A few days later he was given a card game as a gift. The game included a high level of peer pressure — you didn't want to screw up, because if you did, the whole group tormented the loser in good nature, making it really fun and very social. The two ideas collided. Swear words plus the Stroop Effect plus peer pressure equalled, he realised, the perfect adult party game. And being a graphic designer, he had all the skills to make it happen.

He spent months prototyping — testing card ratios, picking ink colours that would still read in dim pub lighting, and balancing the rules so the game stayed playable after the third drink. "I didn't want it to be a fad game people play just once," he says. "It needed to be a fun challenge that you want to come back to."

In May 2015, he put it on Kickstarter. More than 500 backers funded it. There was no team. There was no publisher. There was no marketing budget. The first run sold out, then the next one did, and the one after that. F**k. The Game has now been in continuous production for more than a decade. It is sold in English, French, Spanish and Russian. It sits in the Top 3 of Amazon's Party Games charts in both the United Kingdom and Australia. It holds a 4.6-star average from 4,021 reviews on Amazon globally. It has been featured by the American comedy giant Smosh (14 million subscribers), as well as BuzzFeed and The Chive.

Smosh wrong card moment
The universal expression of 'my brain just stopped working'
Smosh plays F**k. The Game

Inkster has never hired an employee. He has never taken outside investment. He has never sold the brand to a bigger publisher. The product itself is small enough to fit in a jacket pocket — 60 cards, 6 by 9 centimetres, retailing at $22.95 AUD — but the science it leans on is one of the most replicated findings in cognitive psychology. The Stroop Effect, first documented in 1935, has more than 4,000 peer-reviewed papers to its name and was thrust back into the news in June 2026, when a PNAS Nexus study showed that leading AI models including GPT-5 and Claude Opus 4.1 failed the same test catastrophically.
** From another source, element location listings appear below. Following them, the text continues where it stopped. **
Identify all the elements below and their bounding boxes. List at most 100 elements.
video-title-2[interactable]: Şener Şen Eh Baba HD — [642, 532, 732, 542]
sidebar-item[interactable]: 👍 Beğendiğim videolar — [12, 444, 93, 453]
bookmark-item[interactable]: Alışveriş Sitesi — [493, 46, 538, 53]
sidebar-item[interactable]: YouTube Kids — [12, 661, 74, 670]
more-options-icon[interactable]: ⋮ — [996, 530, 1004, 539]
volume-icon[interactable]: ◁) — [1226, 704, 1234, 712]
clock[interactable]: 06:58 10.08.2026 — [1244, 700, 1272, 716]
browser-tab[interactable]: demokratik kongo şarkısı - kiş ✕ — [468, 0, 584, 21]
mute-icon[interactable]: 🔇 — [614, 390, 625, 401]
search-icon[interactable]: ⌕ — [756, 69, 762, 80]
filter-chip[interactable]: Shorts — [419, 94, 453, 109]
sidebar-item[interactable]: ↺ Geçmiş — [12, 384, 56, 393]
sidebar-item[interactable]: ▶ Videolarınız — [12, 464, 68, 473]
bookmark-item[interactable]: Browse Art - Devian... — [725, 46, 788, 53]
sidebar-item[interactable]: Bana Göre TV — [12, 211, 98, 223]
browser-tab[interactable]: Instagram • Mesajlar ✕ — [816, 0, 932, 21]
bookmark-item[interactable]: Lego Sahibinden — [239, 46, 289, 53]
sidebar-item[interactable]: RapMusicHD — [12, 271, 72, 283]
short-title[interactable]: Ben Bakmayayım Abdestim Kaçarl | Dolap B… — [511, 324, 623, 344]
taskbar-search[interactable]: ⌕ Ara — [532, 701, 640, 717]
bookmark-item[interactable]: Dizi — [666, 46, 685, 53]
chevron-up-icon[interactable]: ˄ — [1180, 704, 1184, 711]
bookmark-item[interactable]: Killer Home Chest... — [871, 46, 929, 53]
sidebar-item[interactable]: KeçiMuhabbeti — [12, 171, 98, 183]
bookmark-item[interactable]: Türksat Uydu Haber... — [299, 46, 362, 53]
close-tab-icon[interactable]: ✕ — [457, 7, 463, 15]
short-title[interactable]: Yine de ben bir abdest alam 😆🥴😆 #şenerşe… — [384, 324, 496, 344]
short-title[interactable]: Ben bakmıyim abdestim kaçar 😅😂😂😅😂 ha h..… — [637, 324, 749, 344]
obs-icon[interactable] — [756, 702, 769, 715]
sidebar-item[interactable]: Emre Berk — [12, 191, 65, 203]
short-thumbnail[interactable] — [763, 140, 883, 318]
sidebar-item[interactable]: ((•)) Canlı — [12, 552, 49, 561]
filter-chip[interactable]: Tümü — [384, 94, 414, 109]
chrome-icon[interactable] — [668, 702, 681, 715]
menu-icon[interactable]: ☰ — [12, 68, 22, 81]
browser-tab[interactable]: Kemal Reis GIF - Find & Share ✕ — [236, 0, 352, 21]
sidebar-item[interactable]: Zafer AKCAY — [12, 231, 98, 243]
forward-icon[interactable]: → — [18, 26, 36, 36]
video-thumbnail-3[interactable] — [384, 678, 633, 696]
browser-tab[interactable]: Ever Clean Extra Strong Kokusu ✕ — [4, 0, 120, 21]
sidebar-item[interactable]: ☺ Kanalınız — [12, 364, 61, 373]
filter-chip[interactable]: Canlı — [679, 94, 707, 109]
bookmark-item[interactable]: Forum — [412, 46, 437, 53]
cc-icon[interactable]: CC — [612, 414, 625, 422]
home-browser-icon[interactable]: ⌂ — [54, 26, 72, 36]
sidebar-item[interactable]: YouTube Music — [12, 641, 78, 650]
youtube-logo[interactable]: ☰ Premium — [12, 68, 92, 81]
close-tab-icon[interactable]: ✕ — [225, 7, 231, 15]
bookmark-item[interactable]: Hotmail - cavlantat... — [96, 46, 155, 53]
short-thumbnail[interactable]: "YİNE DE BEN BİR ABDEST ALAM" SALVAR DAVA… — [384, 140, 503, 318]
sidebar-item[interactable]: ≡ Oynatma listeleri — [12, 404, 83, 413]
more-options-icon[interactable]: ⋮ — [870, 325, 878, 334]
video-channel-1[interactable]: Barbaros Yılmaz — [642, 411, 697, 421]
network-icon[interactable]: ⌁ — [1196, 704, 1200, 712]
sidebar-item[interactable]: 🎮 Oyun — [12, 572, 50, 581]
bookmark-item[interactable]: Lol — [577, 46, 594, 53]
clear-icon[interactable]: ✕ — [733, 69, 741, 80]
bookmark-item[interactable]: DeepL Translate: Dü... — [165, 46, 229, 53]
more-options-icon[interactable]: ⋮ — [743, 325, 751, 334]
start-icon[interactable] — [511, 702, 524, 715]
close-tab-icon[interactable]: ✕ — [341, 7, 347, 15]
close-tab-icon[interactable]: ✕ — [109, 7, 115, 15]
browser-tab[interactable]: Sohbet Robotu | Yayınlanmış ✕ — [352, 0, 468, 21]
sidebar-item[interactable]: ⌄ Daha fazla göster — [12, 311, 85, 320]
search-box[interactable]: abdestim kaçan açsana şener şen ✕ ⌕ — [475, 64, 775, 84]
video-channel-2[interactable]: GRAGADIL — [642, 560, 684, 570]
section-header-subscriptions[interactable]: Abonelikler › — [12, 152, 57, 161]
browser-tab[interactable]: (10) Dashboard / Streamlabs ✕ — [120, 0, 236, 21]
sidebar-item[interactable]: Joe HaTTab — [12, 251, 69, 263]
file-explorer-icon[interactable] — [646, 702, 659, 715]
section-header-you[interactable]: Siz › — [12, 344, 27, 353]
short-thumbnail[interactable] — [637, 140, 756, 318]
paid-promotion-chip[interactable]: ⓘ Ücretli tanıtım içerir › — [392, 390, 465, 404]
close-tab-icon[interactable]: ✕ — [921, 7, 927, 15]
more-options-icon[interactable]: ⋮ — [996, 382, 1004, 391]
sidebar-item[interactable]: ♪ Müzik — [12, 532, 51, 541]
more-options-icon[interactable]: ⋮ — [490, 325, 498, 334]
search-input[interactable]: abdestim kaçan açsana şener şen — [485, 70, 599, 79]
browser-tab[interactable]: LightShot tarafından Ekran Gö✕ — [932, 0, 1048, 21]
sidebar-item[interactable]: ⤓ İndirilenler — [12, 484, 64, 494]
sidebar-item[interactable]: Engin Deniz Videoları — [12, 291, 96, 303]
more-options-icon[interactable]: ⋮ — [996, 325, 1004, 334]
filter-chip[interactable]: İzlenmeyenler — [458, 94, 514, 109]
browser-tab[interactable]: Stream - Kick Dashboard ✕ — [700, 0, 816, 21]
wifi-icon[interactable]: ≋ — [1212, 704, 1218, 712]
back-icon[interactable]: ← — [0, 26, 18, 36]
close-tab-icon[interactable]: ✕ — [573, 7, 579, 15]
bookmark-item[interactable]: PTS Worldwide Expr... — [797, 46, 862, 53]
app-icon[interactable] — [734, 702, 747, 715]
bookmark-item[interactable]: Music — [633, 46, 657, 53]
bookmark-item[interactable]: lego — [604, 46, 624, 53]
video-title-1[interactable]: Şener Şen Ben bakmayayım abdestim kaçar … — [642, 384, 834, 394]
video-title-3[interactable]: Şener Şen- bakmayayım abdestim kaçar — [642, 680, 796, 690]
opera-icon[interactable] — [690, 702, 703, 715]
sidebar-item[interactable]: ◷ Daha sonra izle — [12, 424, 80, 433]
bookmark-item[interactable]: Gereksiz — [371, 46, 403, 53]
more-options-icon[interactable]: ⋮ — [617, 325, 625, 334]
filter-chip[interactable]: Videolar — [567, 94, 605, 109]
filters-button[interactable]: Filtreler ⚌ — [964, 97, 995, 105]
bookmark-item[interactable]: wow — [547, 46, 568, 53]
The local angle is, in a sense, the whole story. The game has a personality the American competition has struggled to replicate — the humour is dry, the product copy is unfussy, the packaging refuses to take itself seriously. It feels like something exported from a specific cultural moment rather than engineered in a focus group.

Smosh slap cards
The chaos is the point — Smosh gameplay

It is also one of the more durable independent consumer-goods businesses to have come out of Australia in the past decade. No incubator. No accelerator. No funding round. Just one designer, one good idea, and ten years of keeping the thing in print.